Mais où, en démocratie, celle-ci peut-elle apparaître publiquement dans toute son ampleur sinon au Parlement ? Dans l’examen de la loi d’urgence, le Sénat a donc rappelé ce qui demeure une garantie fondamentale : à un nouveau régime d’exception, le « régime d’urgence sanitaire », par lequel l’exécutif et l’administration obtiennent de grands et nouveaux pouvoirs. Un contrôle parlementaire permanent exceptionnel aurait dû pouvoir s’appliquer, contrepoids finalement refusé par le gouvernement…
Qu’en est-il des citoyens ? Frappante est la rapidité avec laquelle ceux-ci ont accepté de renoncer à une part de leurs libertés. Là encore Hobbes nous aide à comprendre : la peur de la mort est la raison même de Léviathan. L’utilisation à maintes reprises par Emmanuel Macron de la métaphore guerrière va dans le même sens : dans son discours du 16 mars, à quatre reprises il a répété « nous sommes en guerre », appelant à la « mobilisation générale », précisant toutefois qu’il s’agit d’une « guerre sanitaire » contre un « ennemi invisible. » Le juriste Carl Schmitt faisait de la distinction entre l’ami et l’ennemi la catégorie majeure et ultime du politique : symboliquement, la désignation de l’ennemi redonne corps à la cité.
Mais, paradoxalement, cette « mobilisation générale » prend dans les faits la forme d’une mobilisation ciblée et d’une injonction à la passivité du plus grand nombre, démotivante et contraire à la fierté patriotique.
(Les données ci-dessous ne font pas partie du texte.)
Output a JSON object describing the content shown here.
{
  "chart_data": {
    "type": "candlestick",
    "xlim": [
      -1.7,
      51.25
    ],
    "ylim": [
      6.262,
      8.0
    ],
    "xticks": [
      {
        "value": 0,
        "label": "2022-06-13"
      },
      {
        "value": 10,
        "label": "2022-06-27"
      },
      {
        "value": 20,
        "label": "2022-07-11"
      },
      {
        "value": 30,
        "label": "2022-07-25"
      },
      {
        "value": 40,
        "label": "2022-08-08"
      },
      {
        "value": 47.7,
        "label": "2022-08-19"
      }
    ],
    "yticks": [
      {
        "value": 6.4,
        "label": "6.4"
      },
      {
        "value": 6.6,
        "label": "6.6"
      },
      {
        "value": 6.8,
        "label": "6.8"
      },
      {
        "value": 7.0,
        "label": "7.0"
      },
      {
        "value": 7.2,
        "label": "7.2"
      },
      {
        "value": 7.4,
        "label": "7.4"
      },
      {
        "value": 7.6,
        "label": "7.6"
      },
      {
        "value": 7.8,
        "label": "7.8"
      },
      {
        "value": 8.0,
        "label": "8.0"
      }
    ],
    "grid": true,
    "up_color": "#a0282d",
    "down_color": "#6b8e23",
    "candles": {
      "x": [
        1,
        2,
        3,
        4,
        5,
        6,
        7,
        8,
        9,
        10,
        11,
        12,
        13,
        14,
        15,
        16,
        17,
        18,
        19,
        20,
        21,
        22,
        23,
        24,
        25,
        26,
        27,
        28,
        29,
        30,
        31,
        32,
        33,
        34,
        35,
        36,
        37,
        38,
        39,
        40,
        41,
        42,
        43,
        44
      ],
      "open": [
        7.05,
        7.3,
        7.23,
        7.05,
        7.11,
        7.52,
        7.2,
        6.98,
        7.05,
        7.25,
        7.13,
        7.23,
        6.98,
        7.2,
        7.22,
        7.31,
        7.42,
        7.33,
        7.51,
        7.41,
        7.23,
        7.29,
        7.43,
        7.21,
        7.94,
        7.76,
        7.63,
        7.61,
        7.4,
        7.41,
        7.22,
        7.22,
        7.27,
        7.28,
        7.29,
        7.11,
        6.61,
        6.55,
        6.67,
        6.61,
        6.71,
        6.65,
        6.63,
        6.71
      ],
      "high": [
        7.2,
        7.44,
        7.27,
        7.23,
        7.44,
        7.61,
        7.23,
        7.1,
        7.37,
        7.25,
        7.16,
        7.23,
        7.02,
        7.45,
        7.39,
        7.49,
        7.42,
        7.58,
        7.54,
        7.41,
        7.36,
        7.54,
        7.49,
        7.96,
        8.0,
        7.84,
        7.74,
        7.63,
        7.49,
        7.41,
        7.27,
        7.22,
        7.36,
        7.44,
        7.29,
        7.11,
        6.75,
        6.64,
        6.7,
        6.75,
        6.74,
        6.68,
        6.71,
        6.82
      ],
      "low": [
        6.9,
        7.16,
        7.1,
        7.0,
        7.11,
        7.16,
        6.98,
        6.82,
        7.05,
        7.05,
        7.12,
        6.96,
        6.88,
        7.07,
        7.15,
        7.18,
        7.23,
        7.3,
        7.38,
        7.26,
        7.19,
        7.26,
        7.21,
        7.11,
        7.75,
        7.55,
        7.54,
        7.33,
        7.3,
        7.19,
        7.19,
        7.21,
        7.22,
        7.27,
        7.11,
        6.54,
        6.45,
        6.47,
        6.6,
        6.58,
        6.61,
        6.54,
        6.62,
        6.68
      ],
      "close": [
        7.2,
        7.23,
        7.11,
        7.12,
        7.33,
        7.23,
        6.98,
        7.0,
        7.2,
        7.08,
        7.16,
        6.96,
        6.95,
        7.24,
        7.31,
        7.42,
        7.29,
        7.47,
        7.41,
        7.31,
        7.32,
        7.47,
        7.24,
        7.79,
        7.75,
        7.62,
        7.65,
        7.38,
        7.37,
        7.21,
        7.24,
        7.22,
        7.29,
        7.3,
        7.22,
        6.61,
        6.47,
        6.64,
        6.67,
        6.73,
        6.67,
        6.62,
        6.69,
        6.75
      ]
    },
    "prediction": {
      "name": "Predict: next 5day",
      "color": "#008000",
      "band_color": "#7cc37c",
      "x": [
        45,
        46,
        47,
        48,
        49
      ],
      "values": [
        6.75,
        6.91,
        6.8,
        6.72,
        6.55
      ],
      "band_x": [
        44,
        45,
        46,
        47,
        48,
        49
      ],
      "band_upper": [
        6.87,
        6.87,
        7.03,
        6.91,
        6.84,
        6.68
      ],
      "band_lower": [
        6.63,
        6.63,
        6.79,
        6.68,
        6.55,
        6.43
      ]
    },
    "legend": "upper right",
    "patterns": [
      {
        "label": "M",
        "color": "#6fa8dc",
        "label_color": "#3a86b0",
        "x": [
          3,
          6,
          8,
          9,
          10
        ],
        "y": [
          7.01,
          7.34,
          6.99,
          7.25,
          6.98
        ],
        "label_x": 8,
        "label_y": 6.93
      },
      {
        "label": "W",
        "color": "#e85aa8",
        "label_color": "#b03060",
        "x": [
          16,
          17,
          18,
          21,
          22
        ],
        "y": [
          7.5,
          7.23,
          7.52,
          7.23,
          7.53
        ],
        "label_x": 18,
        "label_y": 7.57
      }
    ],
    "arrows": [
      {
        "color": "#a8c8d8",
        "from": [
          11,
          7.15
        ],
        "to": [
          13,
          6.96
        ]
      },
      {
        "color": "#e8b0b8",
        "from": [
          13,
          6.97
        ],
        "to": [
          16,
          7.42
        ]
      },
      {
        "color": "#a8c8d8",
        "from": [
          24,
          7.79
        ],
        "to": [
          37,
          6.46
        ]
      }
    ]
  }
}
Le « restez chez vous » met en évidence la vulnérabilité et la faiblesse de l’individu ordinaire.
Il transforme les citoyens en sujets passifs et en une masse inerte, à l’opposé de toute fierté active.
Cette passivité culmine dans des formes de mobilisation symboliques, comme les fameux applaudissements, même si des actions de solidarité se déploient.
Dans cette crise, le gouvernement français a insuffisamment misé sur la mobilisation active des gens, non seulement au départ pour s’approprier les gestes qui sauvent et prendre part à leur diffusion, mais plus encore ensuite pour se mobiliser utilement pour la collectivité. Le distinguo entre l’injonction à poursuivre son rôle économique tout en renonçant à la vie sociale, comment ne pas y voir une contradiction et une autre expression de la dépossession de la part civique ? Le confinement de tous est une mesure scientifiquement compréhensible, administrativement efficace, mais politiquement délétère.
La survie de l’humanité impose-t-elle au final de renoncer à la liberté ? La question n’est pas neuve : en 1939, déjà, Raymond Aron, s’exprimant devant la Société de Philosophie, voyait bien la puissance des « États totalitaires » face à la faiblesse apparente des « États démocratiques3 ». Cette faiblesse serait-elle le prix de la liberté ? Aron, pour sa part, jugeait les démocraties capables de force à condition de mener la guerre par et pour l’affirmation de leurs vertus propres. Comme le disait alors Aron « les principes ne sont rien lorsqu’ils ne sont pas animés par la vie et par la foi. Il s’agit aujourd’hui de leur redonner vie. »
La démultiplication des dispositifs d’urgence face aux crises sanitaires ou environnementales qui accroit les prérogatives de l’administration pose aujourd’hui un même défi aux démocraties libérales : mener ces guerres sans renoncer à elles-mêmes, et pour ce faire étendre les dispositifs de contrôle de l’exécutif ainsi que la délibération publique. Nulle guerre sans buts de guerre. En somme, comme de Gaulle le dit en 1941, à l’université d’Oxford, dans un de ses plus grands discours, « la guerre actuelle a pour enjeu la vie ou la mort de la civilisation occidentale » car « à la base de notre civilisation, il y a la liberté de chacun », une liberté qui ne se réduit pas au principe d’une émancipation indéfini des individus mais qui se réalise et culmine dans la vertu du gouvernement commun.